The Pecora Commission, as the Senate investigation came to be known, was a spectacular event in the darkest days of the Great Depression. It had a lasting impact on the public’s image of the financial world, and it helped make possible new laws and regulations aimed at preventing a Depression-size calamity from befalling the country again. What few anticipated was how fragile those laws and regulations would eventually prove to be—and how, in time, the tide would turn. The abuses highlighted by the Pecora Commission have clear parallels with the abuses that led to the financial meltdown of the past two years. Where the parallel breaks down is in comparison with the Pecora Commission itself. Congress has been remarkably decorous about investigating what went wrong. No Wall Street executives have been questioned for days at a time by a skilled interrogator. The Obama administration’s financial-reform bill—which would establish new procedures for seizing and dismantling failed banks, and also diminish the prospect of taxpayer-funded bailouts—faces strong, perhaps unanimous, Republican opposition. Even if the bill passes, it would represent a relatively modest response to the existing range of problems. In April, the Securities and Exchange Commission agreed (on a split vote) to file civil charges against Goldman Sachs, alleging that the firm defrauded some of its investors by selling them a portfolio of highly risky mortgage-related securities. The S.E.C. further charged that Goldman did not inform clients that the securities they were purchasing had been selected with the help of an investor who was expecting to profit from their decline in value. So far, the charges do not name any figures in Goldman’s senior management.
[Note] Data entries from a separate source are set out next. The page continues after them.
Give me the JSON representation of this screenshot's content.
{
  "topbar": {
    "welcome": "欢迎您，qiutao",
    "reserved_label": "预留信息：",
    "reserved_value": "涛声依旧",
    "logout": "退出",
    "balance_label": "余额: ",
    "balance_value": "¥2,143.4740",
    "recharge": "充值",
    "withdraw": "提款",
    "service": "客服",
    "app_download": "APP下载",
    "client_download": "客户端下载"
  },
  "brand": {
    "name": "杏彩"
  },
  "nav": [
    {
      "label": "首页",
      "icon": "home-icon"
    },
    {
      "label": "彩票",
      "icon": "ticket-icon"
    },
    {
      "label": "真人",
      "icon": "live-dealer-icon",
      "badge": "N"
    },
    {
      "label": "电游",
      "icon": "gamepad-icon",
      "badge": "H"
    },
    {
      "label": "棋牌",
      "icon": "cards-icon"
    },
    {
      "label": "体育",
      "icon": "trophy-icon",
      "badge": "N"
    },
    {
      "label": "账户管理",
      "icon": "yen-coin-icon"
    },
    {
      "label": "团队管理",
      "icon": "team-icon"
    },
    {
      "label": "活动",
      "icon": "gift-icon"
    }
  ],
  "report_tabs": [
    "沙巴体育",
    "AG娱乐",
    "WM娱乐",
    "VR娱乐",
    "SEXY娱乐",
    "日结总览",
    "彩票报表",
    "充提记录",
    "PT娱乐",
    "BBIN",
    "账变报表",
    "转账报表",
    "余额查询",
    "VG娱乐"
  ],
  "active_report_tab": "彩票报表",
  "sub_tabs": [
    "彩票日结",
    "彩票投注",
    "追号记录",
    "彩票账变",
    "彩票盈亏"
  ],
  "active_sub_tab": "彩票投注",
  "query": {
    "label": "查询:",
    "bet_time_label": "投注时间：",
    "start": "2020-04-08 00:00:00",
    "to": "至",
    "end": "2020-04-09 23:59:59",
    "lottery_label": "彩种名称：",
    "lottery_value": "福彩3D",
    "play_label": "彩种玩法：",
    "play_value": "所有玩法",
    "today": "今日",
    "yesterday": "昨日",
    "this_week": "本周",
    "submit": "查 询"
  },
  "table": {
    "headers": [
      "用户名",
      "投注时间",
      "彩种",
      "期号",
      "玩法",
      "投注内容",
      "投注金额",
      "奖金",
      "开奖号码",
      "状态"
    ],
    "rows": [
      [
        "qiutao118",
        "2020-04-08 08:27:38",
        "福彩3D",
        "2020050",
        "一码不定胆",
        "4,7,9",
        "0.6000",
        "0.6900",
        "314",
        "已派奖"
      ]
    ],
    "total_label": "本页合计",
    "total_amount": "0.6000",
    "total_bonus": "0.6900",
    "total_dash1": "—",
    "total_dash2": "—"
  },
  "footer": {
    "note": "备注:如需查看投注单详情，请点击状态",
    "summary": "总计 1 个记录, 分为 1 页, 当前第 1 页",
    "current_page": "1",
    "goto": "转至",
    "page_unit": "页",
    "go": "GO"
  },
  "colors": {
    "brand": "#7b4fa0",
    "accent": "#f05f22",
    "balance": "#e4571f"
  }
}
Among the highlights of Pecroa’s questioning was the admission by Morgan that he had not, in fact, paid personal income tax in 1930, 1931, and 1932. But the results of the hearings were more than headline-making political theater. The outrage and demand for reform of Wall Street and the banking industry that came from the Pecora hearings led to the founding of the Securities and Exchange Commission — the body tasked with regulating the markets and protecting investors ever since. In addition, within a year Congress passed The Glass-Steagall Act, which among other things, separated commercial and investment banking. Many of those trying to deconstruct this financial debacle point directly to the undercutting of Glass-Steagall Act over recent decades as a leading cause.